The Fromm Music Foundation (FMF) has been a crucial source of funding for contemporary American music since 1952. Using private letters, speeches, concert programs and reviews, and other documents from the FMF archives (which are only beginning to be cataloged, and to which I was the first to be granted free access), plus copious interviews with people who worked with and knew Paul Fromm, the progenitor of the FMF, this dissertation chronicles the first thirty-one years of the Fromm Music Foundation.
By and large, scholars who have written about this period in American music history have focused on the influence of the Cold War on American compositional aesthetics, philosophies, and methodologies. Others have written about the confluence of ideas that led to the creation of Ph.D. programs in composition. And many have speculated as to how the installation of composers on university and college campuses affected new American classical music and musical life more broadly drawn. These scholarly preoccupations circle around perhaps the defining problem of post-war musical life: its retreat into the academy, its renunciation of a "lay" audience, and the much-disputed claim that music composition should be treated as scholarly, "scientific" research. These interests neglect more evidently material and institutional contexts for post-war American music - crucially, private foundation support for contemporary music. Consequently, this study leads to a richer understanding of the institutional pressures and funding structures, and the interpersonal relationships at their heart, that promoted certain musics at the expense of others.
Paul Fromm was an amateur pianist and classical music enthusiast. He was also a German-Jew; he and his family were forced to flee Germany in 1938. They settled in Chicago, where Fromm established two wine importing firms.

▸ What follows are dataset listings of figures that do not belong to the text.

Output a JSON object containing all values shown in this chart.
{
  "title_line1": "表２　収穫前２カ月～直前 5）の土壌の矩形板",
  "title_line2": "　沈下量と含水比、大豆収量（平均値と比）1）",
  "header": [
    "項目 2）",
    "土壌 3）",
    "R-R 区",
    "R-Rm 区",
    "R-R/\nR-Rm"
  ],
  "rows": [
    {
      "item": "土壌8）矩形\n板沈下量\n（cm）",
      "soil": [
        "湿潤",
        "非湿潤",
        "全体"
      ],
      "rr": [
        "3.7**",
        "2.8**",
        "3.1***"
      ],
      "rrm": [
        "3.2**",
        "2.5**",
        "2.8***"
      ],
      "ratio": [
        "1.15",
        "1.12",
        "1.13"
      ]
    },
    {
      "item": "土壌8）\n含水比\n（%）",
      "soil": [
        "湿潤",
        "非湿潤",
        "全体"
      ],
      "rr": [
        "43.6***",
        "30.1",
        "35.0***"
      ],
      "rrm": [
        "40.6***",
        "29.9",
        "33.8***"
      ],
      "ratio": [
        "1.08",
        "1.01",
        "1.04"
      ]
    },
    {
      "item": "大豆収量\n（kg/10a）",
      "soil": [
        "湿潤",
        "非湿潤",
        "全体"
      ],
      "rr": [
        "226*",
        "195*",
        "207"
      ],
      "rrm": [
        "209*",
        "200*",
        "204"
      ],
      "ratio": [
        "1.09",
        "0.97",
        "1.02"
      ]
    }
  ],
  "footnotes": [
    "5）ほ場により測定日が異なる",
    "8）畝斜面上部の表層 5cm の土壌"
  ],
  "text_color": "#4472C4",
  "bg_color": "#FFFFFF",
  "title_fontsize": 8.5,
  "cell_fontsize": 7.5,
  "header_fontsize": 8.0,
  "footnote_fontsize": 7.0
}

According to his later account, Fromm promised himself that, once he was financially able, he would express gratitude to the United States for providing refuge and citizenship. He identified American composers and emotionally disturbed children as his primary philanthropic concerns. Influenced by his upbringing and early exposure to canonical and contemporary music, Fromm sought to develop an equivalent American "high culture" of music. His self-described "Utopian" goal for American music was to integrate contemporary composition with the mainstream of American musical life.
Fromm's network was small, and he wanted it that way. He had wanted to become a composer himself, and although his youngest brother was allowed to pursue a musical career, Fromm had to join the family business. The FMF may have been a way to give thanks to America, but it was also the way Fromm maintained an active, and influential, musical life. Fromm came to value his friendships with composers and musicians that the FMF helped him forge as much as the compositions he funded.

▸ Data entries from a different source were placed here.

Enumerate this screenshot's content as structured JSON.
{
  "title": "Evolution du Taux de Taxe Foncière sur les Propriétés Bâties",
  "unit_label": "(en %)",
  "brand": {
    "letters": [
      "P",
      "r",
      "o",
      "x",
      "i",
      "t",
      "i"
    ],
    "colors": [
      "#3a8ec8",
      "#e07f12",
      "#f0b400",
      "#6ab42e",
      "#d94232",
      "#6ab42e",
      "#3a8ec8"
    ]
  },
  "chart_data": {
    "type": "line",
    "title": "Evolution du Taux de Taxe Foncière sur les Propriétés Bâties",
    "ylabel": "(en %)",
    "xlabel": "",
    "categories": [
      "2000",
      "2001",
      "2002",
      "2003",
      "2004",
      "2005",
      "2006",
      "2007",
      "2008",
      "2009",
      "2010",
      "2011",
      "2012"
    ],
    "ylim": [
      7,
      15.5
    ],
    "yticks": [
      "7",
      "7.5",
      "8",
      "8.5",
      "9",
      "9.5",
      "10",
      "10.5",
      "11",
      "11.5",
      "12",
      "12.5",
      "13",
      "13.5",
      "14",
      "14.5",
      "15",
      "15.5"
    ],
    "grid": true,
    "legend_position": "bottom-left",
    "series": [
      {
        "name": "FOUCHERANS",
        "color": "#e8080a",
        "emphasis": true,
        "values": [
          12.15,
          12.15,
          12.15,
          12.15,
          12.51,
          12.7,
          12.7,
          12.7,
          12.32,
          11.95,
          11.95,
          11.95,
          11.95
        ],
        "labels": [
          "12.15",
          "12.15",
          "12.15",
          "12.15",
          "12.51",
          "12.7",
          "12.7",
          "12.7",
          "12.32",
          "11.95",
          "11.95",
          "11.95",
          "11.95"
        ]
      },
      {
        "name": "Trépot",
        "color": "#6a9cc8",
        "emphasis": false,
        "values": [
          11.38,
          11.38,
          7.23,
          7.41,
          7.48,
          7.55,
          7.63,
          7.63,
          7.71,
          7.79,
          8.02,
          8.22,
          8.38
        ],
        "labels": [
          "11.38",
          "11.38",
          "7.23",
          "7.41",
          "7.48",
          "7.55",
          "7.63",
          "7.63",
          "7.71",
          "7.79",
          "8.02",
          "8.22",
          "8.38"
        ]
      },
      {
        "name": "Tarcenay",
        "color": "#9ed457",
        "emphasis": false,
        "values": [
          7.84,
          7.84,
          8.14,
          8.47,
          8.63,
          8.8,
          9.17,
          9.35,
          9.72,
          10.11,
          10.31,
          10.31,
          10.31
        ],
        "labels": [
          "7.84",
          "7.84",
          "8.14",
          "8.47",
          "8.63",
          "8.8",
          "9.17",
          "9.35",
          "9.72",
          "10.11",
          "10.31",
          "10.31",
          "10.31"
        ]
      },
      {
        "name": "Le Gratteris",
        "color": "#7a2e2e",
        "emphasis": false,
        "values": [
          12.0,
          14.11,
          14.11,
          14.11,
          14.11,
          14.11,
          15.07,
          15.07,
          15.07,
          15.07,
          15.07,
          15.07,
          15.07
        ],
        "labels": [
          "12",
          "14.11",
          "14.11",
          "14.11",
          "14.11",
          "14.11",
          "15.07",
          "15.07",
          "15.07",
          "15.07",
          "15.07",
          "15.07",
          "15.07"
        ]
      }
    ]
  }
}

Unlike larger foundations aiding cultural activity during this period, Fromm took on a traditional role of patron, working closely with a select group of composers and accepting their advice. Fromm's closeness to select composers affected them in obvious ways, but his "stable" of composer-advisors, as one composer described it, influenced Fromm and the activities of the FMF to an equal degree. Insecure about his musical abilities and in need of external, professional validation, this dissertation shows how Fromm trusted a coterie of composers and used their advice to shape his Foundation's activities. Fromm and the "academic modernists" had values and goals in common, and Fromm became a close friend and a promoter of many of these composers. Yet private patronage from the FMF shaped the development of post-war ideologies about new music in ways that differed significantly from the university system. That said, Fromm was slow to recognize that his Foundation's activities had unintended consequences that undermined his professed goals - and slower still to break with the composers he trusted to advise him. He negotiated with these men for years, believing, often erroneously, that he who held the purse strings would hold sway. Only after many failed attempts to get his composer-advisors to see his point of view did Fromm sever those relationships and refocus his Foundation's support.
This history of the Fromm Music Foundation nuances our view of the period, showing the complications and confusions "on the ground," as the various actors in contemporary musical life squabbled over scarce material resources. This dissertation ultimately proposes a fresh historiographical paradigm for post-war American music.